Well, that's a lot of supposed to's and not supposed to's... none of which are actually enforced by Redux.

Let's build a really, really powerful state management framework but leave a critical weakness at the core. What could possibly go wrong?

Redux Immutability

Here are some ideas to help you fill the gap:

TypeScript type annotations

Technically, TypeScript could be used to enforce immutability by declaring every single piece of state as readonly. This could be cumbersome if there is a lot of state in Redux. But it may be a pratical solution for your project.


You could use Immutable.js to wrap all your objects in immutable containers. I did this on one project and didn't like it.

  1. Can introduce serious performance problems with Redux if you use it incorrectly (.toJS() calls at the wrong time)
  2. Because of #1, the immutable objects leak into every aspect of the project
  3. Loses type information for some calls (e.g. .getIn(['foo', 'bar']))
  4. It's a new syntax to learn
  5. Spread operator can replace most of the functionality
  6. Some overhead added to the bundle (albeit a small amount ~20KB)

Store Enhancer

You could write a store enhancer that uses deepfreezer to ensure that state leaving the reducer is immutable. Apply it to the store in development builds as a safety net and exclude it from production builds to avoid the overhead.

Prevents: bugs where UI doesn't update

4. Parameter Validation in Action Creators

Debugging will be easier for you if you catch bugs as close to the source as possible.

Adding TypeScript to your project will go a long way to ensuring that bad data doesn't get into your store. But TypeScript will not catch everything if your code makes liberal use of any data types and casting between types.

For instance, in one project I noticed a bug where an API was being called like this:

 GET /api/thing/undefined

The call was coming from within some nested sagas. The outermost one had extracted the ID from an action payload. Have you ever seen the callstack from nested sagas? It's not terribly useful.

This bug would have been caught earlier had I put validation in my action creator:

export const getThing = (id: string) => {  if (!id) {    throw new Error('ID is missing');  }  return {    type: 'GET_THING',    payload: id,  };};

Most of the time TypeScript is going to catch these kinds of errors for you. Sometimes it won't -- like if you're doing things in Redux-Saga.

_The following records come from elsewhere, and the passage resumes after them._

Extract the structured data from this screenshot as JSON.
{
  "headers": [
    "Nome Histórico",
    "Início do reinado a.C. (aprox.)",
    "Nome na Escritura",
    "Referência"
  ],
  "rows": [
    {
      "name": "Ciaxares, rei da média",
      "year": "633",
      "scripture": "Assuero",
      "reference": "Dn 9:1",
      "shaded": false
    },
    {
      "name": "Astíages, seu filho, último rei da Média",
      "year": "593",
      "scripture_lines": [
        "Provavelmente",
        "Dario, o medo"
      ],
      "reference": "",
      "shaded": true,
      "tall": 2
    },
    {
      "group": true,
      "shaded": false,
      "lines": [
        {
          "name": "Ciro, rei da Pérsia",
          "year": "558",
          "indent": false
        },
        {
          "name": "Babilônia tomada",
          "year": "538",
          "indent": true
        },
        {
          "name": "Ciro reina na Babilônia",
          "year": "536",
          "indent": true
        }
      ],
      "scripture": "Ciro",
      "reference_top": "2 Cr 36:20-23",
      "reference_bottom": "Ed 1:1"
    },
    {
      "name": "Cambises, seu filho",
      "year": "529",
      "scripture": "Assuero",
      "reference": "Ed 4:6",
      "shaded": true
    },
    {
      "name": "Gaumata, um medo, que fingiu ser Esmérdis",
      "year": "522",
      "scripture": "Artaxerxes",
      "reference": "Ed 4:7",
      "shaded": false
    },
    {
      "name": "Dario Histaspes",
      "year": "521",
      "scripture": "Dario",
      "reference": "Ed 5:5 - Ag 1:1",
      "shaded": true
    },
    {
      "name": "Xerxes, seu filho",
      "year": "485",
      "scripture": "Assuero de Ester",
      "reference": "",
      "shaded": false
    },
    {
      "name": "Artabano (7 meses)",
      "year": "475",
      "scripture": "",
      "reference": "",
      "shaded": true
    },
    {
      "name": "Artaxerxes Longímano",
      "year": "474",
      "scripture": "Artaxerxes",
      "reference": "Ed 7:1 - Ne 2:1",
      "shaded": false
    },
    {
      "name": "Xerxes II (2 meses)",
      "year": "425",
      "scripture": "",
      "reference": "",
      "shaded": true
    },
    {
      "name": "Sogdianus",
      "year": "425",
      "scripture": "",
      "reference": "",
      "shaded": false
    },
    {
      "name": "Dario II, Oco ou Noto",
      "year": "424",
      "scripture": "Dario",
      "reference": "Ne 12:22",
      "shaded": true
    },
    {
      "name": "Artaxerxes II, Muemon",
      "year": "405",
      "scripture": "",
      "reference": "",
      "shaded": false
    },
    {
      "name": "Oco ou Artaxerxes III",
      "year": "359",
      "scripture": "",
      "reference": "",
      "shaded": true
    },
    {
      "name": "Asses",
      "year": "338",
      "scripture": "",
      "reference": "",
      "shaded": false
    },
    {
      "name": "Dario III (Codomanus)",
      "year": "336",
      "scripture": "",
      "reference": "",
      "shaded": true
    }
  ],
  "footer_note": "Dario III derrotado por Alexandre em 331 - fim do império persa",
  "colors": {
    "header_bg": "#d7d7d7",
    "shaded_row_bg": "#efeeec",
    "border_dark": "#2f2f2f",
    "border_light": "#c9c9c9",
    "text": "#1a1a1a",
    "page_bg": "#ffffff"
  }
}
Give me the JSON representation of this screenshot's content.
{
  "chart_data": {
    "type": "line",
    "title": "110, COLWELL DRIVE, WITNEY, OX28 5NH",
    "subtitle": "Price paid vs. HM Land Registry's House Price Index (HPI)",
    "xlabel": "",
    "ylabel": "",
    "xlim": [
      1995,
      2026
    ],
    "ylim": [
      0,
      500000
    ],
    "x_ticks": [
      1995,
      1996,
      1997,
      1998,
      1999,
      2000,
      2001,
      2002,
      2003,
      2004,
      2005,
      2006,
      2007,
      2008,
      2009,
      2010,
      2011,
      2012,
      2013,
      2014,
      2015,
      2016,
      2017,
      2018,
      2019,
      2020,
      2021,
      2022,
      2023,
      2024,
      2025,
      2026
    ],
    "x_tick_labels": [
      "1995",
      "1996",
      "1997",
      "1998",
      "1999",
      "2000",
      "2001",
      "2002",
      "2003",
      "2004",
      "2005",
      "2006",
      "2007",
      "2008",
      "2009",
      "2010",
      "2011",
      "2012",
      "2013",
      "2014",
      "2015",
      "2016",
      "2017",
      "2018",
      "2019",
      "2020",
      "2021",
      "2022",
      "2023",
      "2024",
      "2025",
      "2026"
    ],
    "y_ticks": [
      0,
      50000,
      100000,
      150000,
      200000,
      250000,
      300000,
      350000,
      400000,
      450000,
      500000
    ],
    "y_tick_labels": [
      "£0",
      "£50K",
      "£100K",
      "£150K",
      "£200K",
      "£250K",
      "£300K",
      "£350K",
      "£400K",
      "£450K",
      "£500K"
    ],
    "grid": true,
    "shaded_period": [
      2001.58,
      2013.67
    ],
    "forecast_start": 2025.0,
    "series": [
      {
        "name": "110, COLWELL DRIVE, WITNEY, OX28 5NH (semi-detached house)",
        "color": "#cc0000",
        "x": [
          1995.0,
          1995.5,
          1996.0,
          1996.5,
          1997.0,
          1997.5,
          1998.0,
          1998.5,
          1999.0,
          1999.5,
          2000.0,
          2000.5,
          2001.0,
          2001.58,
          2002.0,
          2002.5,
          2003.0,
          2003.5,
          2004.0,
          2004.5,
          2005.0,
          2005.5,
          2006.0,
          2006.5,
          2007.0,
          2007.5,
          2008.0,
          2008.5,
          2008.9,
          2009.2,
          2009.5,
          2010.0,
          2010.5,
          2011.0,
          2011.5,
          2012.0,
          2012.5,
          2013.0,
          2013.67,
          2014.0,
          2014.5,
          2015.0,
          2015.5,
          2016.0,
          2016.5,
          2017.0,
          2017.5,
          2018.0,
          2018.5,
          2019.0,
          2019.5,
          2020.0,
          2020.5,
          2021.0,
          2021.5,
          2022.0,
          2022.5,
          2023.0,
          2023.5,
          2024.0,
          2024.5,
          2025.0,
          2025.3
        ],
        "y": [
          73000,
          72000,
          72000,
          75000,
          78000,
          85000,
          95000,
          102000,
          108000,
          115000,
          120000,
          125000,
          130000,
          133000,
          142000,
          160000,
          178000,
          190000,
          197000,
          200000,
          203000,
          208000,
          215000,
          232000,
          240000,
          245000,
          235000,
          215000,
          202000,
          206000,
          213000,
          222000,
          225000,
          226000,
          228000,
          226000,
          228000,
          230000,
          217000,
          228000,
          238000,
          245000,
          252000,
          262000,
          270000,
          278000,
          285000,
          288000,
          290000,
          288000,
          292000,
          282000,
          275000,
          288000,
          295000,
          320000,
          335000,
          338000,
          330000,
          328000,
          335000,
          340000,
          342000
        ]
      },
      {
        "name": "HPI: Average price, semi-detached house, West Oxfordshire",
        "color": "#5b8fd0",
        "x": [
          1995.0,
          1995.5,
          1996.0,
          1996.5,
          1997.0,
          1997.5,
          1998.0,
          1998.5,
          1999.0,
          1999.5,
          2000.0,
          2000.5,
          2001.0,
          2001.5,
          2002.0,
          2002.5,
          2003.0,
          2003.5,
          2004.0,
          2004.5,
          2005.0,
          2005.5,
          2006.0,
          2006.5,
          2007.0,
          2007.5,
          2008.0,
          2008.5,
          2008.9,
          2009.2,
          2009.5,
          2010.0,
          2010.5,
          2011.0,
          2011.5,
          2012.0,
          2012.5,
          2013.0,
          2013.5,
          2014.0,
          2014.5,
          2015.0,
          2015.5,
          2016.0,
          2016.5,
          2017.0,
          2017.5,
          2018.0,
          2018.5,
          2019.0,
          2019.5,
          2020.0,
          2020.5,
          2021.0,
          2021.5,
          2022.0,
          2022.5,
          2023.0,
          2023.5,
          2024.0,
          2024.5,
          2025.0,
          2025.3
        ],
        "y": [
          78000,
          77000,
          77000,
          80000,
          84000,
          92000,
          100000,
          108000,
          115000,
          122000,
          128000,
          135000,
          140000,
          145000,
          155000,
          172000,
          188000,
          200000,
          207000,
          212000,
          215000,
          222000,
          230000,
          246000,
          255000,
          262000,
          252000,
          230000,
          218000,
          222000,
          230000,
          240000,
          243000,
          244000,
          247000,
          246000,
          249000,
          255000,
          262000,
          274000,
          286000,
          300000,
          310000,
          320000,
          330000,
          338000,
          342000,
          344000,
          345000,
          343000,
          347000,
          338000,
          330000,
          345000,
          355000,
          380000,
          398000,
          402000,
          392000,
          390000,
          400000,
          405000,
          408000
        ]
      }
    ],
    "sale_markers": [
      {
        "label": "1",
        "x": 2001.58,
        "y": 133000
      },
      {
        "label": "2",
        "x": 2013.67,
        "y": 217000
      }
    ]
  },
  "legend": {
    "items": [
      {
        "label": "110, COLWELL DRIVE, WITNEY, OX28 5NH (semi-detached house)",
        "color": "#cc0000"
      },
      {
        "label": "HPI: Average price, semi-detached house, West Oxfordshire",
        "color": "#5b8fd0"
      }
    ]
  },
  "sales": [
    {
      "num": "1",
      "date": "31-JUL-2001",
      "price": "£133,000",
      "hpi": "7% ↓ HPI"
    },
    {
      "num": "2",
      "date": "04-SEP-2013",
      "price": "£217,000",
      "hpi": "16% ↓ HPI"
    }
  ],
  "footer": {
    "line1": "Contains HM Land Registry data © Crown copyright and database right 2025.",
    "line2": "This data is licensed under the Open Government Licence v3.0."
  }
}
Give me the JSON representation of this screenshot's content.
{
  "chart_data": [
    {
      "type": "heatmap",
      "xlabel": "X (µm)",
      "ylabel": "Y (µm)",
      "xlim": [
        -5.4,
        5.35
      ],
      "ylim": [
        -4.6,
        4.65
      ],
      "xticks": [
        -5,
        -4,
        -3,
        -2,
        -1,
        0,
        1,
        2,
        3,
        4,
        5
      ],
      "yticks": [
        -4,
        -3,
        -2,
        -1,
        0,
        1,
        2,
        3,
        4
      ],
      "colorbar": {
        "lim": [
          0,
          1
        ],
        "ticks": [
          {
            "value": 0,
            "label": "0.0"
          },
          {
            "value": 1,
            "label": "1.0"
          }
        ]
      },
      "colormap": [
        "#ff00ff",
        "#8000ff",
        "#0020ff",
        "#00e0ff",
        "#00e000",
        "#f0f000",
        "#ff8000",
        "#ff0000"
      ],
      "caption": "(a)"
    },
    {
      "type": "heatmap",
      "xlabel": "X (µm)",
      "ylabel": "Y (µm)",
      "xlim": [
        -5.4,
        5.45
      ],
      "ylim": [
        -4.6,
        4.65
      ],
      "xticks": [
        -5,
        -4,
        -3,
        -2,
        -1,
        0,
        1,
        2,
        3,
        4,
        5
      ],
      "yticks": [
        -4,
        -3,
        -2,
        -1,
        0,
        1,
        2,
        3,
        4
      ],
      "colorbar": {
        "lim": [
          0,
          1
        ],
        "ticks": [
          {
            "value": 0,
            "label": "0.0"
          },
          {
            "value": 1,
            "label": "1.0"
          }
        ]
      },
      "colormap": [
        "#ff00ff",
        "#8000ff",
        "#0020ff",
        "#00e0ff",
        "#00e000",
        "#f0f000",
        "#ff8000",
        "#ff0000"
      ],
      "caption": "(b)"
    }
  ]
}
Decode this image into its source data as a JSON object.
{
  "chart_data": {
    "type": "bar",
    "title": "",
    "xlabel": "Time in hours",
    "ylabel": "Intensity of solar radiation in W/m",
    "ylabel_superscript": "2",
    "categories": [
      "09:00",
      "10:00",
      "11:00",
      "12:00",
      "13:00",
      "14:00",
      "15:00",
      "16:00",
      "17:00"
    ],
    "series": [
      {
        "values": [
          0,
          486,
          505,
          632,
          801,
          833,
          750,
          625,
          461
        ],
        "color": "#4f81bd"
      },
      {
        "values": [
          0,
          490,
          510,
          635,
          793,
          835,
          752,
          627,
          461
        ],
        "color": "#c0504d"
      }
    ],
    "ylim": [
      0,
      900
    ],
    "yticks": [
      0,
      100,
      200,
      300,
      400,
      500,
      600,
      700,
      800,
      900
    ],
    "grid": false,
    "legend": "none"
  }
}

If you can't or won't use static type checking then validating parameters in action creators might be for you.

Prevents: bugs from bad data from getting into your store

5. Peer Code Reviews

Like automated testing, peer code reviews as a practice isn't specific to Redux. Every professional development shop should be doing these.

The idea is that humans make mistakes and we software developers are human (mostly, anyways. #amirite?).

Having someone else review your code is an extra line of defense. You've been toiling away in the code. You think about it a certain way. A fresh pair of eyes on your code may see things you can't.

Prevents: All kinds of bugs (but is not foolproof... see: humans make mistakes -- your peers are human too, right? :)

Go Prevent Some Bugs!

You can save yourself time and angst, and produce a higher-quality product by implementing automated tests, writing code with TypeScript, enforcing immutability, validating action creator inputs, and having your work reviewed by peers.

Here are some more fun programming quotes for you.

Always code as if the guy who ends up maintaining your code will be a violent psychopath who knows where you live.

  • Martin Golding

Without requirements or design, programming is the art of adding bugs to an empty text file.

  • Louis Srygley

One man’s crappy software is another man’s full time job.